We were very picky when trying to find the perfect flooring for our home. It’s eventually going to be installed in the kitchen, main living areas, and the bedrooms. It’s a big decision! We wanted the wood look, the perfect ash color, a slight color variation but not too much to where it looks like zebra stripes once it’s placed down, texture like wood grain, and of course waterproof. No big deal, right? Wrong. I’ll have another post soon about what we finally decided on, but today, it’s all about the pros, cons, and installation materials for each type of flooring. Here’s our takeaway on the three types of flooring:
Laminate flooring consists of layers of high density fiber boards. The bottom is backing that can help resist moisture while the top layer is the design covered with a wear layer to help protect the design. For example, a wood look.
1. A fairly easy installation process.
2. Has great durability when it comes to high traffic.
3. Can be textured to feel like and mimic real wood.
4. Some are made with a water resistant barrier. But you still need to remove the water/moisture within 24 hours.
1. Can be loud without the proper or enough underlayment.
2. Can easily warp when it comes in contact with moisture. They are not 100% waterproof.
3. Can’t be mopped because of moisture/water.
Materials for Installation
Laminate || Measuring Tape || Speed Square || Hammer || Spacers || Utility Knife || Jigsaw || Power Drill || Wood Chisel || Damp Proof Membrane || Hammer Block
Luxury Vinyl Planks
First let me say this. Vinyl has come a long way from even a couple years ago. Luxury vinyl planks are formed into 6 wide inch planks that have the texture and color of the material it is mimicking. In my case, wood. With an interlocking system, vinyl flooring consists of a solid vinyl core, a printed vinyl layer (the pattern), and the wear layer. The bottom of some are made of cork which help make it a floating floor.
1. Very easy installation. No glue, nails, or underlayment needed.
2. Durable and flexible
3. Can easily be cleaned by mopping.
4. Can purchase scratch resistant and 100% waterproof vinyl.
5. Cork bottom prevents mildew
6. Can be textured to feel like and mimic real wood.

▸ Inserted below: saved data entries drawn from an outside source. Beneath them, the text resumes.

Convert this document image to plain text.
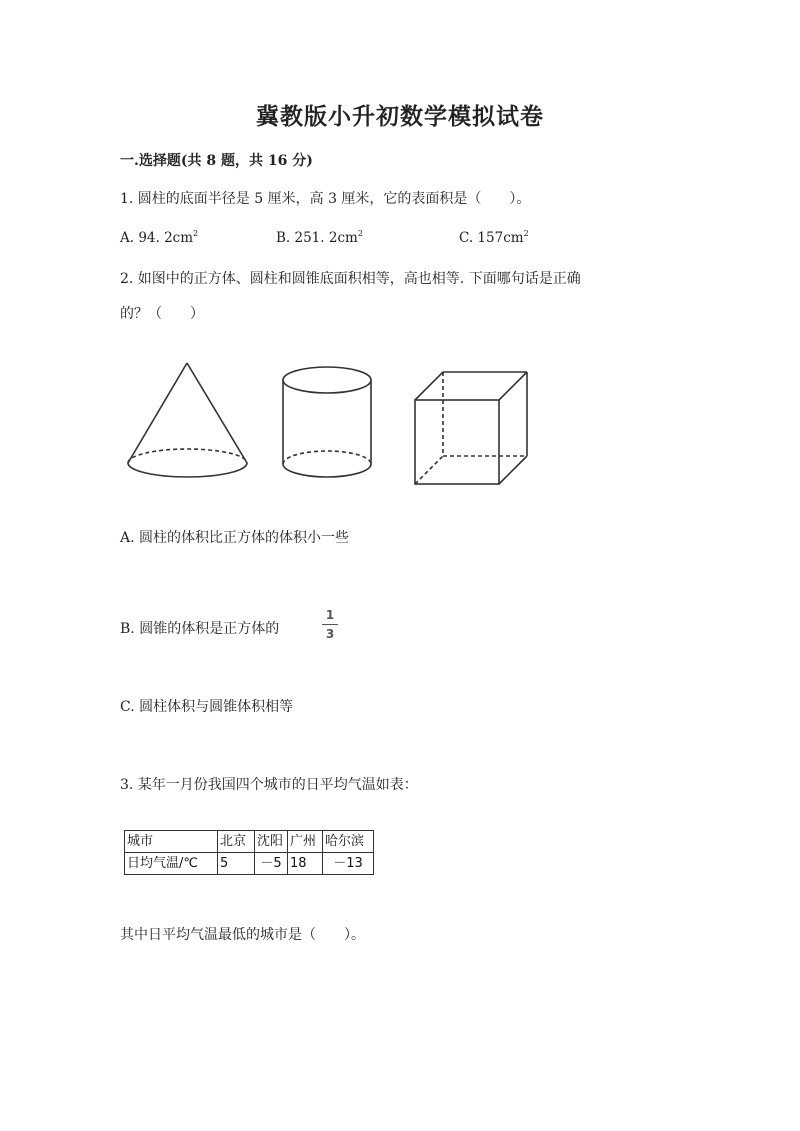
冀教版小升初数学模拟试卷
一.选择题(共 8 题，共 16 分)
1. 圆柱的底面半径是 5 厘米，高 3 厘米，它的表面积是（　　）。
A. 94. $2cm^2$	B. 251. $2cm^2$	C. $157cm^2$
2. 如图中的正方体、圆柱和圆锥底面积相等，高也相等. 下面哪句话是正确
的？（　　）
A. 圆柱的体积比正方体的体积小一些
B. 圆锥的体积是正方体的
1
3
C. 圆柱体积与圆锥体积相等
3. 某年一月份我国四个城市的日平均气温如表：
城市	北京	沈阳	广州	哈尔滨
日均气温/℃	5	－5	18	－13
其中日平均气温最低的城市是（　　）。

7. Resistant to mold, mildew, and odors which makes it great to install pretty much anywhere.
1. Sharp objects can gauge it and leave marks.
2. Durability is fair to great depending on the quality you buy.
3. Can discolor if exposed to direct sunlight by using outside. Rubber bottoms can also wear away the color.
Materials for Installation
Vinyl Flooring || Rubber Mallet || Utility Knife || Measuring Tape || Speed Square || Damp Proof Membrane || Polyform Underlay || Spacers
Here in Florida, you’re going to see tile in most homes. Usually made of ceramic or porcelain, tile can also mimic the look of wood.
1. Easy to clean
2. Very durable
3. The tile is scratch and stain resistant
4. Can be slightly textured to feel like real wood.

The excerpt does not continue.